Job Description
Must Have
4+ years of software or machine-learning engineering experience, including hands-on experience deploying models to production. Demonstrated track record operationalizing models developed by data scientists into reliable, scalable, and observable production systems. Production experience with classical machine-learning workloads — distinct from generative-AI application development. Strong collaboration skills across data science, software engineering, and platform teams. Commitment to building reliable, well-engineered, and maintainable systems.
Nice to Have
Experience with feature stores and large-scale or streaming data pipelines. Knowledge of infrastructure-as-code (e.g., Terraform) and cloud cost optimization. Experience with workflow orchestration tools (e.g., Apache Airflow). Familiarity with model-serving frameworks and API design for inference. Light exposure to generative-AI or LLM deployment. Experience operating systems in a regulated or enterprise environment.

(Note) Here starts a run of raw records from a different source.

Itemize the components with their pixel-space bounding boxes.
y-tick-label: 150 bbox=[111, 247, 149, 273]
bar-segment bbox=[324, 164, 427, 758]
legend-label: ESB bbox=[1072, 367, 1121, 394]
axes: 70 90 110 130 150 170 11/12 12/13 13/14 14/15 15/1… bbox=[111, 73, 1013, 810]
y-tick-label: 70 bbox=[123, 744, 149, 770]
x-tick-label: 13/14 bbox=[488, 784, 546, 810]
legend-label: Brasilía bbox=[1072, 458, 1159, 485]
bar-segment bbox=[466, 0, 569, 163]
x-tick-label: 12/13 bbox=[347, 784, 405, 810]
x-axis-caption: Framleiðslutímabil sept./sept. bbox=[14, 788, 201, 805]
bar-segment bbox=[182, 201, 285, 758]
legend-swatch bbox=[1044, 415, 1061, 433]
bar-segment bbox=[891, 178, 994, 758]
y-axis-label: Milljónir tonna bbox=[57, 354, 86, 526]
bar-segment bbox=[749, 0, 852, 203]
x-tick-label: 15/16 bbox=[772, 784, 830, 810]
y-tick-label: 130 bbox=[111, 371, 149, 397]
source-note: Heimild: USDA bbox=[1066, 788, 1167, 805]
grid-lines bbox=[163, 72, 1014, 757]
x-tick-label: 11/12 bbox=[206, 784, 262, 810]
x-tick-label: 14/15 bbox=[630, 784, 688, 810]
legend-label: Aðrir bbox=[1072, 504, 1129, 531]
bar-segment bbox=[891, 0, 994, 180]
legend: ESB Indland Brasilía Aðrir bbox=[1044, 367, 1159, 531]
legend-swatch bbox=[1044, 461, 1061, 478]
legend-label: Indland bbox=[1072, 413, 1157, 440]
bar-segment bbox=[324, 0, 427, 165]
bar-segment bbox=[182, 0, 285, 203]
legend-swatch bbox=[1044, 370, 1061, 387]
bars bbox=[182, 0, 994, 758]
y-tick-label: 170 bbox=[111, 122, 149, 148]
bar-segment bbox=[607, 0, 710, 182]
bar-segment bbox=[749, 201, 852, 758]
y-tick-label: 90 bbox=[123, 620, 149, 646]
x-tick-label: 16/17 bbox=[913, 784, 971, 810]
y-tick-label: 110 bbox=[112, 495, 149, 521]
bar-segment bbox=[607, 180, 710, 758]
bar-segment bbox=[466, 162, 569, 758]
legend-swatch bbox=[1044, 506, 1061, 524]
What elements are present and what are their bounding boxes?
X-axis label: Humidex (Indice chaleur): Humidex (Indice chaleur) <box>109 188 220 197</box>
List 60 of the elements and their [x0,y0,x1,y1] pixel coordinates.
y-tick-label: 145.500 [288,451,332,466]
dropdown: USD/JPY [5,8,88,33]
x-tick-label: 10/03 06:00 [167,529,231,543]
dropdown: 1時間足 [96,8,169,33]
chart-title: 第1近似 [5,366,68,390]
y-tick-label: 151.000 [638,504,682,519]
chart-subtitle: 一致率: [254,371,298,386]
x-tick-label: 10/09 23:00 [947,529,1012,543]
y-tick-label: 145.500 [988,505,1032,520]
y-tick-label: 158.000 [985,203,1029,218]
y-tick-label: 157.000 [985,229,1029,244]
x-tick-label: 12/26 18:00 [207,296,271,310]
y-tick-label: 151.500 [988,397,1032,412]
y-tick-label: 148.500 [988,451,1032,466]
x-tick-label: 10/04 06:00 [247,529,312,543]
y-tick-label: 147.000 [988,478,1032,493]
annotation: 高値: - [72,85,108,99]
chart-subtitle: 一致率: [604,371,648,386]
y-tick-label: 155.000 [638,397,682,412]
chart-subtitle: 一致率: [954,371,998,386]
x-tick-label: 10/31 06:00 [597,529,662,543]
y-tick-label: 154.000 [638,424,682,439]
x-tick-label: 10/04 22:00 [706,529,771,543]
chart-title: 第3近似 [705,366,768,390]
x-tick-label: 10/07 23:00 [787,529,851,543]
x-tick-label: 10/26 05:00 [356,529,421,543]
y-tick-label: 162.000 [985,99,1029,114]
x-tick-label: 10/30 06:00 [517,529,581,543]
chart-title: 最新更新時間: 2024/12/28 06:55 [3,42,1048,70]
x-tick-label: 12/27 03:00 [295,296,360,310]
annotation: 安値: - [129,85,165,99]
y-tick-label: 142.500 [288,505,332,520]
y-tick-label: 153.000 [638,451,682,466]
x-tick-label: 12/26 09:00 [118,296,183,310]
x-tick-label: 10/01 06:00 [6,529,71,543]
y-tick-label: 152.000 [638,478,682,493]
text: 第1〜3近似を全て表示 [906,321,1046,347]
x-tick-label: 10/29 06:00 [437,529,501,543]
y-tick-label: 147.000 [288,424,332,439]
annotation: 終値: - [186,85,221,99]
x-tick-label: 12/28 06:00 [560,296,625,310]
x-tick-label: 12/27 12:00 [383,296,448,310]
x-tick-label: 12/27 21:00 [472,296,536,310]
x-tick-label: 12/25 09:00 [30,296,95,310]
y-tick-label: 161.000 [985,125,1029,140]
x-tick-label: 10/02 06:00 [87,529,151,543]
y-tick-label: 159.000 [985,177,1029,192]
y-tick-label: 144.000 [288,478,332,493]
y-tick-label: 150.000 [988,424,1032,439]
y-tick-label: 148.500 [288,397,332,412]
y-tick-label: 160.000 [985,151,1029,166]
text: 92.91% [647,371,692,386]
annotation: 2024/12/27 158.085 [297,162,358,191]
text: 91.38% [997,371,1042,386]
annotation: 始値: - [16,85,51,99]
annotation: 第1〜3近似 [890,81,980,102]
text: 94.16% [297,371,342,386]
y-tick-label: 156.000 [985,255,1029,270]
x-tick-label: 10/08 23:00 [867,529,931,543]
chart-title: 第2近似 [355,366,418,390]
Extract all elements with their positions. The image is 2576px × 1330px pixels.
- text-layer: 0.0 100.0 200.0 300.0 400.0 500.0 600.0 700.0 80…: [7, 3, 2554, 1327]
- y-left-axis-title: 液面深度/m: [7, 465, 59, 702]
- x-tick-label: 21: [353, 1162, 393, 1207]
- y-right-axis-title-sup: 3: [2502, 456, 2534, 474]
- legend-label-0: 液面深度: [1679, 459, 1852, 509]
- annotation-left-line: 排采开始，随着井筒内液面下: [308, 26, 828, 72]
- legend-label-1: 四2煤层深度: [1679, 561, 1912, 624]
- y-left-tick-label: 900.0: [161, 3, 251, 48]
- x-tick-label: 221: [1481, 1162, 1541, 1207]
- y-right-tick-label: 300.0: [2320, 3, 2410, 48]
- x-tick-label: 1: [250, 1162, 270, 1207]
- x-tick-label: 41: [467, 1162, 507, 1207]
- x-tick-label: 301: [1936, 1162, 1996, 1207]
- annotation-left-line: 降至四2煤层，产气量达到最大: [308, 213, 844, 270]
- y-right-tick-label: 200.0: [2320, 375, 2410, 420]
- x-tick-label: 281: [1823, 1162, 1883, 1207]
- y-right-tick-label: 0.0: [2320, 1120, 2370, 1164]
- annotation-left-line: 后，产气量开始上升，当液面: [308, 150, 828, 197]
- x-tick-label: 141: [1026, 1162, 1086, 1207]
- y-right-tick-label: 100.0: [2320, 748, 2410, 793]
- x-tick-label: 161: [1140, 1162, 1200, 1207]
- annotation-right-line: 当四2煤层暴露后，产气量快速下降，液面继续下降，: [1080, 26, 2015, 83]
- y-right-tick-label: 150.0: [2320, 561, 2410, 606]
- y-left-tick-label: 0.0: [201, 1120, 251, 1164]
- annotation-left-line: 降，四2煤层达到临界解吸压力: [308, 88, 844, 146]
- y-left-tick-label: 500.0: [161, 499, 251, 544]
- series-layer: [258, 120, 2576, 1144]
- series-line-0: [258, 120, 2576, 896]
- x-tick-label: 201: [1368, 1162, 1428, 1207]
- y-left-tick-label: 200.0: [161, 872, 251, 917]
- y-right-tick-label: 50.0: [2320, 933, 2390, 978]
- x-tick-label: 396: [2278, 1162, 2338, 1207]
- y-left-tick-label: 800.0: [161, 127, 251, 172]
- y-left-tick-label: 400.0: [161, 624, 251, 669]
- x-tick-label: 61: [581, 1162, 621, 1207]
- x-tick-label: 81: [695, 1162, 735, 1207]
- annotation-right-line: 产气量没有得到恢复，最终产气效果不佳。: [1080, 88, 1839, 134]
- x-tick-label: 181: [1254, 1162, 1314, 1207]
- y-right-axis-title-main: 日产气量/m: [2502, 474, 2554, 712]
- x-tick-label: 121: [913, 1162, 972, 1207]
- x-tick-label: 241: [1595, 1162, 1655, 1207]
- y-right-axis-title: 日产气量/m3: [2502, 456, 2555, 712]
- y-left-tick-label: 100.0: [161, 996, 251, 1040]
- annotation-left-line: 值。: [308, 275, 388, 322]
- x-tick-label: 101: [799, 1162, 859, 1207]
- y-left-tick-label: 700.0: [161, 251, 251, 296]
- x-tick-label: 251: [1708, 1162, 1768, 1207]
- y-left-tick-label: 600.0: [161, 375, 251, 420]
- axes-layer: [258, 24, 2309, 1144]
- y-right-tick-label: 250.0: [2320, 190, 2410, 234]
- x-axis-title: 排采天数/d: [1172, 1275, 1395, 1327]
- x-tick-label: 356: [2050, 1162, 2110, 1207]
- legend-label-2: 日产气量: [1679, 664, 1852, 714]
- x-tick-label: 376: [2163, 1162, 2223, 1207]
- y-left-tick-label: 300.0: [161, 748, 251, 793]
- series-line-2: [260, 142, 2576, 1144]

Cloud or MLOps certifications.
Responsibilities
Build, deploy, and maintain production machine-learning pipelines, from data ingestion and feature processing through to model serving. Operationalize models developed by data scientists, ensuring reliability, scalability, reproducibility, and performance. Implement MLOps practices including CI/CD for machine learning, model versioning, automated retraining, and model registries. Design and maintain feature pipelines and, where relevant, feature stores. Set up monitoring and alerting for model performance, data drift, and system health, and respond to degradation. Optimize inference latency, throughput, and resource cost for deployed models. Containerize and orchestrate machine-learning workloads using Docker and Kubernetes on Oracle Cloud Infrastructure (OCI). Automate and harden data and model workflows to reduce manual intervention. Collaborate with data scientists on model handoff, packaging, and success metrics. Work with software engineers to integrate models into client-facing applications and services. Apply software-engineering best practices including testing, code review, and documentation to machine-learning systems. Troubleshoot and resolve production issues across the model-serving stack.
Qualifications
Bachelor's degree in Computer Science, Software Engineering, or a related field; equivalent experience accepted. Strong Python engineering skills and production experience with ML frameworks such as scikit-learn, Tensor Flow, or PyTorch. Hands-on experience with MLOps tooling (e.g., MLflow, Kubeflow) and CI/CD pipelines. Proficiency with containerization and orchestration (Docker, Kubernetes). Experience building and maintaining data pipelines and processing large datasets. Experience with cloud infrastructure, ideally Oracle Cloud Infrastructure (OCI) and OCI Data Science. Understanding of model monitoring, drift detection, and retraining strategies. Solid software-engineering fundamentals including testing and version control.